С другой стороны, часто такие слухи быстро деморализуют население, вызы­вая заведомо неисполнимые ожидания. Когда становится очевидно, что этим же­ланиям не суждено осуществиться, могут возникать противоположные явления — вспышки агрессивного поведения, панические реакции, ненависть по отношению к тем, кто якобы «наобещал», но не выполнил обещанного. Исходя из этого, «слухи-желания» активно используются для манипуляцией политической психо­логией масс.

Приведем два исторических примера, когда «слухи-желания» распростра­нялись среди населения стран-противников. В период «странной войны» с Фран­цией (1939-1940 годы) немцы распространяли слух о том, что «скоро начнутся переговоры». Это ослабляло готовность французов к сопротивлению. Зимой 1942 года японцы распространяли среди населения США слух о том, что в ходе начавшейся войны «японцам не хватит бензина даже на полгода». Конкретная цель в такой «войне слухов» была понятна: вызвать разочарование по поводу несбывшегося желания и связанную с этим деморализацию. В целом ряде слу­чаев, как показывает анализ последующих событий, такие цели успешно дости­гались.

«Слух-пугало» — это слух, несущий в себе и вызывающий выраженные нега­тивные настроения и эмоциональные состояния страха и ужаса, отражающий некоторые актуальные, но крайне нежелательные ожидания аудитории, в кото­рой они возникают и распространяются. Обычно слухи такого типа появляются в периоды сильных социальных и политических напряжений (стихийные бедствия, войны, террористические акты, подготовка военного переворота, путчи и т.д.). Их сюжеты варьируются от просто пессимистических до явно панических. Особое распространение такие слухи приобретают в ситуациях сложных социальных и политических реформ, смены власти, режима или социально-политической сис­темы в целом. В таких ситуациях появляется ограниченный набор сюжетов, выс­тупающих в качестве «стержней» пугающих слухов. Некоторые из них видоизме­няются в зависимости от культурных, религиозных или национальных традиций, но основная часть остается практически неизменной.

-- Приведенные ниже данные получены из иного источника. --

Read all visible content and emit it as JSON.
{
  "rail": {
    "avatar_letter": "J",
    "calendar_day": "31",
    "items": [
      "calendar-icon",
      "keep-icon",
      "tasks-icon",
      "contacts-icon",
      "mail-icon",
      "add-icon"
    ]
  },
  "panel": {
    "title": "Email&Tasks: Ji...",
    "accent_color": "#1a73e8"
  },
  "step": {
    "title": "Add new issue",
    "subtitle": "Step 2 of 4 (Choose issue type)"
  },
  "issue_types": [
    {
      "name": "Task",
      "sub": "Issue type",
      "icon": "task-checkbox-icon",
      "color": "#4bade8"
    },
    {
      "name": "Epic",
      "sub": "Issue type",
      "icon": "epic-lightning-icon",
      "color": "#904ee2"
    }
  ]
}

Наиболее часто встречаются «слухи-пугала», основанные на якобы неизбеж­ном повышении цен на продукты питания, их исчезновении и приближающемся голоде. Такие слухи были зафиксированы в России в 1917 и 1990-1991 годах, в 4или в 1971-1973 годах, в Никарагуа в 1980 году, в Афганистане в 1980 году во многих других сходных ситуациях. Доверяя таким слухам, часть населе­ния бросается покупать подчас вообще не нужные продукты или же закупает их в неразумных объемах, в результате чего действительно искажается конъюнк­тура рынка. Товары быстро исчезают с прилавков или стремительно растут в цене, может возникать голод. Классический пример — Россия 1917 года: хотя урожай был даже выше среднего, к октябрю в столичных магазинах исчез хлеб.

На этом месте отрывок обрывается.